Braak Verängstigter Hund an norddeutscher Kreisstraße ausgesetzt
Ein verängstigter Hund wurde am Pfingstmontag an einer norddeutschen Kreisstraße ausgesetzt. Nun gibt es erste Ermittlungsansätze. Was jetzt mit dem Hund passiert.
Nachdem ein Hund am Pfingstmontag, 6. Juni, an der K96 bei Braak ausgesetzt wurde, hat die Polizei jetzt laut Polizeisprecherin Sandra Kilian einen ersten Ermittlungsansatz.
Die frühere Halterin des Hundes wurde gefunden. Das Tier sei angeblich verkauft worden. Papiere darüber gebe es allerdings noch nicht. Die Ermittlungen laufen daher weiter.
Zunächst war der ausgesetzte Hund im Tierheim Großhansdorf untergebracht, wurde aber inzwischen an eine private Pflegestelle vermittelt.

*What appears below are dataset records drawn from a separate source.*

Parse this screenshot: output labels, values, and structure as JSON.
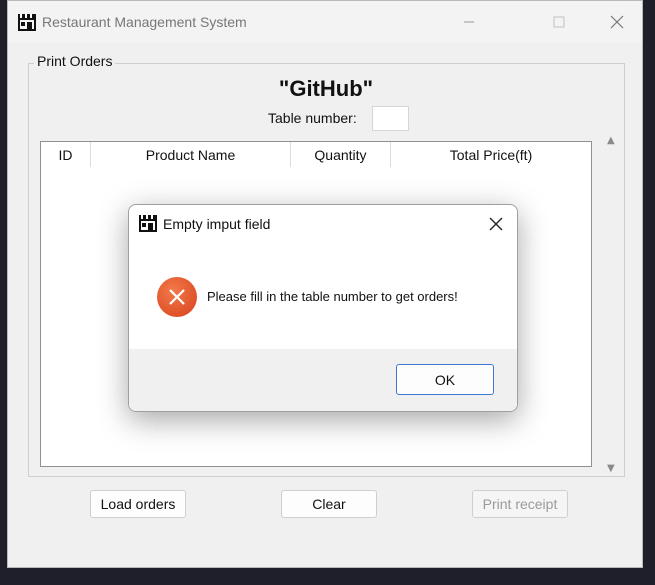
{
  "window": {
    "title": "Restaurant Management System"
  },
  "print_orders": {
    "group_label": "Print Orders",
    "heading": "\"GitHub\"",
    "table_number_label": "Table number:",
    "table_number_value": ""
  },
  "table": {
    "columns": [
      "ID",
      "Product Name",
      "Quantity",
      "Total Price(ft)"
    ],
    "rows": []
  },
  "buttons": {
    "load": "Load orders",
    "clear": "Clear",
    "print": "Print receipt"
  },
  "dialog": {
    "title": "Empty imput field",
    "message": "Please fill in the table number to get orders!",
    "ok": "OK"
  },
  "colors": {
    "error_icon": "#d7401c",
    "ok_border": "#3c78d8"
  }
}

Ob das Tier dort bleiben könne, ist noch nicht abschliessend bekannt.
Nach bisherigem Erkenntnisstand wurde der Hund an einem Leitpfosten in der Straße Moorblöcken Ecke Höhenkamp im Bereich eines Feldweges angebunden. Die Schlaufe der Leine aus geflochtener Kordel in den Farben schwarz-rot-gelb wurde über den Leitpfosten gelegt.
Der mittelgroße, hellbraune und nicht gechipte Rüde, ein Schäferhundmischling, lag verängstigt und zitternd im Grünstreifen. Es ist davon auszugehen, dass der Hund bereits mehrere Stunden angebunden ausharrte. Möglicherweise wurde er am Sonntagabend oder Sonntagnacht ausgesetzt.
Sachdienliche Hinweise nimmt die Polizeistation Trittau unter der Telefonnummer (04154)- 70730 entgegen.